Great question!  EXACT emphasizes that recruitment is a process that is mostly player driven so it creates opportunities for players to learn how to do this at its camps.  This is what I found unique and special.

My daughter attended as a sophomore but I can see how it might be beneficial to attend as a freshman if a player is targeting D1 schools because the timing of the official interactions with D1 programs comes earlier.

Practice makes perfect, so I encourage players to contact D3 programs as freshman because there aren’t the same restrictions that there are in D1 programs.  As a result, young players can get pretty good at communicating effectively with college coaches before they get their first opportunities to do so with D1 coaches.

A sophomore year EXACT camp ended up being the right time for my daughter because she was targeting highly academic D3’s that required grades and test scores.  My impression is that her interactions with other D3 programs during her sophomore year helped her become quite good at this when it really mattered for her as a junior.
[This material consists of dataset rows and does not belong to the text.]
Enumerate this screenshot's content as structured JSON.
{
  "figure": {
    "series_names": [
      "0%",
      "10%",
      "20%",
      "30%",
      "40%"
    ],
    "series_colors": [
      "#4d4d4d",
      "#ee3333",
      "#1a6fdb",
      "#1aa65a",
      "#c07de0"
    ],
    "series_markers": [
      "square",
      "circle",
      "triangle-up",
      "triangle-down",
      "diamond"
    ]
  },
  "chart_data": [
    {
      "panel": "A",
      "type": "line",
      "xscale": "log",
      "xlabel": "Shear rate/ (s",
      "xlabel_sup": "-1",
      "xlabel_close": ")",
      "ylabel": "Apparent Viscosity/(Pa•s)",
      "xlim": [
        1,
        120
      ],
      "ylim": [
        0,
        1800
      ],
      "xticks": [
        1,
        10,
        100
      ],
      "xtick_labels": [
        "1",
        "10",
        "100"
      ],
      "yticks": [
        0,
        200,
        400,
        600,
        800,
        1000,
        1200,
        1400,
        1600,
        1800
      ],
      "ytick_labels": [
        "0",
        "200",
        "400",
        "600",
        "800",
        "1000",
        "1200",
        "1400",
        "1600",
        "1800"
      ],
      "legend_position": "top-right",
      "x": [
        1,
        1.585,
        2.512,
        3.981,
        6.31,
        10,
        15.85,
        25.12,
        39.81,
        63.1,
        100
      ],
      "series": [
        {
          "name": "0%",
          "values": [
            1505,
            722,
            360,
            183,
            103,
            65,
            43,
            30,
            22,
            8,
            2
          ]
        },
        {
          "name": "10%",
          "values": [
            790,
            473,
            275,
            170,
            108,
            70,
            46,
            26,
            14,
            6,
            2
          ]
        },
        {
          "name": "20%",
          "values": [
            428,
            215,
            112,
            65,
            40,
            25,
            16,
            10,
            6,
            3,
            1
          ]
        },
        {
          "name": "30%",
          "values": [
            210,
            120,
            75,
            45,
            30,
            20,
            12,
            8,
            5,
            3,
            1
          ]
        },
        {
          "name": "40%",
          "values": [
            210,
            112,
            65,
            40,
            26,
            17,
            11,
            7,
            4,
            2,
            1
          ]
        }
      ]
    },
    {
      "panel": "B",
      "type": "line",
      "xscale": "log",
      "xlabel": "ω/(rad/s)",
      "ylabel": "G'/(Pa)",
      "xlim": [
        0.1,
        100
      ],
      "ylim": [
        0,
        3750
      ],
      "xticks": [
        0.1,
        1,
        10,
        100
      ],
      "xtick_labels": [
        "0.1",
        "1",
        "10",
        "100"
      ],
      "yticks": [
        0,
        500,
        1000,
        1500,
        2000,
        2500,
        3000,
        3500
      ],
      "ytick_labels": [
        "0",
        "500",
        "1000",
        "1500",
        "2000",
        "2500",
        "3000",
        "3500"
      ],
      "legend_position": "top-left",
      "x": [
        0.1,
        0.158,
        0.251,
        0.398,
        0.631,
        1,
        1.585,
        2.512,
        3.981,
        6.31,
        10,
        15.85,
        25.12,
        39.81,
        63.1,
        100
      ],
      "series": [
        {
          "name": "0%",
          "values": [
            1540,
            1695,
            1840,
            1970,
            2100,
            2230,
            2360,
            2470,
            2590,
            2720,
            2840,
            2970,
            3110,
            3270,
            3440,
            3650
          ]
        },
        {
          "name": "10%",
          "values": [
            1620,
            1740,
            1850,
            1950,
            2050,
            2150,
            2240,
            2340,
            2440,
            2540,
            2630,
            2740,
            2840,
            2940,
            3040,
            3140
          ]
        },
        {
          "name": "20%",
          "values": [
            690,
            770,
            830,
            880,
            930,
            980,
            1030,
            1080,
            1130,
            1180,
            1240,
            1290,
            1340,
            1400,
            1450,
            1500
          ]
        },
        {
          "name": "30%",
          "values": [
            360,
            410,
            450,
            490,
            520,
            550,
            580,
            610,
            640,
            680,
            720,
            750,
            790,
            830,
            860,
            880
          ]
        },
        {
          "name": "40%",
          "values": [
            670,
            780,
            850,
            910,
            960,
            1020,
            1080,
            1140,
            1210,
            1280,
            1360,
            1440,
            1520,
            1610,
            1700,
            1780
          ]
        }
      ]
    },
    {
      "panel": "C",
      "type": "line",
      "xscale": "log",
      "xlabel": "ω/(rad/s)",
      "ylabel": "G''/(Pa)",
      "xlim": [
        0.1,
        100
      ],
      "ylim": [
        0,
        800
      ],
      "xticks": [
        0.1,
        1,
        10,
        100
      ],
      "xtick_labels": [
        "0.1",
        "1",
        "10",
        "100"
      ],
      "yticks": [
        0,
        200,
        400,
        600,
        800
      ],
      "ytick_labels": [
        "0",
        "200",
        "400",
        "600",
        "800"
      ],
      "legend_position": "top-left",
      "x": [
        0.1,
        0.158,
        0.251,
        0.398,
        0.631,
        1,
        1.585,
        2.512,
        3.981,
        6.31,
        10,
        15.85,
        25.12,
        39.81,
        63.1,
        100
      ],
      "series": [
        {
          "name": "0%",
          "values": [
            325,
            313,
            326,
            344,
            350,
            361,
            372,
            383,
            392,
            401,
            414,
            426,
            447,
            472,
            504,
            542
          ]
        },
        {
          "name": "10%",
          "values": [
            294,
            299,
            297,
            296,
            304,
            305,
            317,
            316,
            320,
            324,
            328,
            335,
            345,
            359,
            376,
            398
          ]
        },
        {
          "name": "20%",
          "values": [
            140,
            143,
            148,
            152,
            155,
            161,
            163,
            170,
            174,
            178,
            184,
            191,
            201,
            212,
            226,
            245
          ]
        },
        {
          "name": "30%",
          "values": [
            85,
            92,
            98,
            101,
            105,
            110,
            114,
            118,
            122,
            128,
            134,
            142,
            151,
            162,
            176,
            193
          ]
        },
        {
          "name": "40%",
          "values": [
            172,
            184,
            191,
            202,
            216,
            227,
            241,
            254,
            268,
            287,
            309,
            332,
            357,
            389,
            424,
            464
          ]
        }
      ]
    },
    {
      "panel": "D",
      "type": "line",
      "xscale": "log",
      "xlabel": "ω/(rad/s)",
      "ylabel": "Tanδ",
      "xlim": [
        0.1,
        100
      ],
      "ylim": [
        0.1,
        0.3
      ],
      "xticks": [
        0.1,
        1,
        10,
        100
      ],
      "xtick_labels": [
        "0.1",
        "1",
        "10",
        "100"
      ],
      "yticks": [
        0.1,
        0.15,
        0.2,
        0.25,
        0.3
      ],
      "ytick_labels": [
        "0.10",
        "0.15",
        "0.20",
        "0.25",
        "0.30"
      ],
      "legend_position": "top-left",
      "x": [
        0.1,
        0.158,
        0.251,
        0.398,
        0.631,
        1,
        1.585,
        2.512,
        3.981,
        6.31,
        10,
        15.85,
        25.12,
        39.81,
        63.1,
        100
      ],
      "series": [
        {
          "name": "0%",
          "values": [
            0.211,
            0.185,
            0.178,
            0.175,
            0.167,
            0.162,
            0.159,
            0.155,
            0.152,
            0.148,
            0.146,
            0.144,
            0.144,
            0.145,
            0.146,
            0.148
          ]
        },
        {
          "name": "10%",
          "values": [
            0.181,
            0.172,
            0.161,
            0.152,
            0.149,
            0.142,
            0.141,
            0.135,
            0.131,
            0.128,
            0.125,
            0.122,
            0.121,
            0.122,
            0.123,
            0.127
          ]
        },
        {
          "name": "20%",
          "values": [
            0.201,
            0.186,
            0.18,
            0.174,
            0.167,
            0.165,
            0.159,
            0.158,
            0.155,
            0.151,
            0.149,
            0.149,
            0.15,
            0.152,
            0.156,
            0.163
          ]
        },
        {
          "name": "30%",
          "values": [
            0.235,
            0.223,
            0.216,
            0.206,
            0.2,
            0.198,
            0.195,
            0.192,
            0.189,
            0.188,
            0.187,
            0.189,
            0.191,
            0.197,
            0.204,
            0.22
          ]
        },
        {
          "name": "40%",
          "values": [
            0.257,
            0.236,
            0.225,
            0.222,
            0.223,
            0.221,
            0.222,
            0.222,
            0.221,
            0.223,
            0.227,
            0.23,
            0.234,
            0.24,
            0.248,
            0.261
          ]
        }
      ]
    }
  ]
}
If D1 schools are being targeted, it may be good having a little practice as a freshman with D3 coaches before having to get it right as a sophomore with D1 coaches.  One of the D1 coaches from a good Pac 12 program at our EXACT camp described the problematic ways that some recruits present themselves which might be worth hearing to avoid making the same mistakes.  

We were fortunate to have the time and money to attend a variety of camps.  No camp had a better bang for the buck than the EXACT camp at SilverLakes.  It may also be reasonable to consider attending an Academic 50 in another region if it has more schools that a player is interested in (but some of the bang for the buck will be lost).

I found the presentations that the parents could attend to be very informative.  I strongly encourage parents to attend them (don’t just drop your player off and head to the club house).

There are lots of paths to where you want to go, some are just more direct than others.  Good luck!


----------